Water it (less) – After the first cut, water once a day in the early morning. As the weather noticeably cools in the fall, water every other morning until the first winter frost. In the spring, resume watering every other morning, increasing to once a day as the weather warms. Watering in the early morning, especially in hot summer temperatures, allows the water to soak into the ground before it evaporates.
Fixing bare spots
Find it – After the first cutting, inspect your lawn for noticeable bare spots. Grass growth can sometimes be spotty on sloped land and undulating areas due to water run off and puddling.
Dress it – Use premium seed and a topsoil/organic, nutrient-rich compost to help the seed germinate and keep it from being washed away, blown away or eaten by birds. Dress the bare spots with approximately one inch of compost and then hand spread the seed, covering about 40% of the area. Next, use a kitchen broom (not a rake) to gently mix the soil and seed together.
Water it – As in previous steps, water these newly seeded areas twice a day for the first few weeks to ensure the soil stays moist for maximum germination.
Keep your lawn healthy all year
Cut it – Throughout the year, mow your lawn at or close to the highest setting on your mower. This keeps the grass thick and helps blades hold moisture, resulting in a greener lawn with stronger roots that will survive summer temperatures and humidity.
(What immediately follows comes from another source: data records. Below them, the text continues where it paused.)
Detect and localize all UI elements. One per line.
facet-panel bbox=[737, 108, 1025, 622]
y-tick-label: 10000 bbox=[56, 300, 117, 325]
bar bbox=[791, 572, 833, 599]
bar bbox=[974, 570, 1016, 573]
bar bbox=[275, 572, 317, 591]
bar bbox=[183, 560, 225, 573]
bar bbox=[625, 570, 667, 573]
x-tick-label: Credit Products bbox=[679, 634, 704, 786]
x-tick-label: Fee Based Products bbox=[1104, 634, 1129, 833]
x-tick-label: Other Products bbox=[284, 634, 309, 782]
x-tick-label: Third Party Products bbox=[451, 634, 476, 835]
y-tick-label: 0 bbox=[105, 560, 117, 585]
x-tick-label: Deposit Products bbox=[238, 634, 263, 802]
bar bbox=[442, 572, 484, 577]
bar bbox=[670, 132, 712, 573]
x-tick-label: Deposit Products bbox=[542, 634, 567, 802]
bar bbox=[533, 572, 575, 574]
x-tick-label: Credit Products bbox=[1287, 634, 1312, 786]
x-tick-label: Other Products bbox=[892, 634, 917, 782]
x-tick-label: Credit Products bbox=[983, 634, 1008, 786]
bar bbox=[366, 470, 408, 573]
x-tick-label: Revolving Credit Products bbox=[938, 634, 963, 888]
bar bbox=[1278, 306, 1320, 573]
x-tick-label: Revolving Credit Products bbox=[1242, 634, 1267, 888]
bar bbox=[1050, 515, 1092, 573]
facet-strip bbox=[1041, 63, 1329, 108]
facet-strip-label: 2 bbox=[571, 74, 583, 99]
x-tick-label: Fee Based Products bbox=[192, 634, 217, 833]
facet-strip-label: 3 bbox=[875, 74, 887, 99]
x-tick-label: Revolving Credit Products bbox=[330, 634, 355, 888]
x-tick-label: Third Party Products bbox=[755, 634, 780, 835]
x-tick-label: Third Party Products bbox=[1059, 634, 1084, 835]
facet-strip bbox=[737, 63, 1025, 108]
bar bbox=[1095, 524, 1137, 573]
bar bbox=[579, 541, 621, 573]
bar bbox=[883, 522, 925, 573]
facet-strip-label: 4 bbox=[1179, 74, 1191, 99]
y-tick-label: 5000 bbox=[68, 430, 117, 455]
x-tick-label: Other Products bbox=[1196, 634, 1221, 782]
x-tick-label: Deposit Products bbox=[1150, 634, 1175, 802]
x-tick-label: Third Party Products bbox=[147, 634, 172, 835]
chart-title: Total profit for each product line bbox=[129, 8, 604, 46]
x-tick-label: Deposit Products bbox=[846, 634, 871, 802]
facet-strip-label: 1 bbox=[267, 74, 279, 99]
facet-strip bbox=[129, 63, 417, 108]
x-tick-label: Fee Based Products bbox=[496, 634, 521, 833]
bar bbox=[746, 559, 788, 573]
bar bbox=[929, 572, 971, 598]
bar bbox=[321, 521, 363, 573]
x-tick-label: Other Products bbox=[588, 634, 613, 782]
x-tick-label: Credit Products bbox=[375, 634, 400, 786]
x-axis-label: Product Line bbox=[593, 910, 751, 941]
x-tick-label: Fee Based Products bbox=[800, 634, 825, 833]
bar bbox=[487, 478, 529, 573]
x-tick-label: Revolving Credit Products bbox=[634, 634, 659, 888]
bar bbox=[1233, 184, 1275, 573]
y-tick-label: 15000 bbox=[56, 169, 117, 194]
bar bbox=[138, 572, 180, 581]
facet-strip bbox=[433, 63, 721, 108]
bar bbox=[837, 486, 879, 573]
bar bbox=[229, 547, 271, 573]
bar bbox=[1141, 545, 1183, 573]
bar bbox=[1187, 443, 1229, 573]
Water it – Water your lawn several times a week in the early morning – between 5:00 – 7:00 a.m. Deep watering allows water to penetrate the soil, and watering in the early morning, especially during hot summer months, minimizes evaporation and prevents disease from fungus (like Rhizoctonia or “brown patch”) that can damage fescue grass.
Treat it – Keep your lawn healthy and free of weeds and disease year round with proper lime and fertilizer treatments. Your local lawn care company can help you with a lawn care program that fits your particular climate.
Clean it – Throughout the fall, periodically remove leaves using a STIHL blower instead of a rake to avoid damaging new grass.
Avoid it – When your grass is frozen and covered in frost on early winter mornings, stay off your lawn whenever possible. Walking on frozen grass can create bare spots that will not disappear until the grass comes out of dormancy in the spring.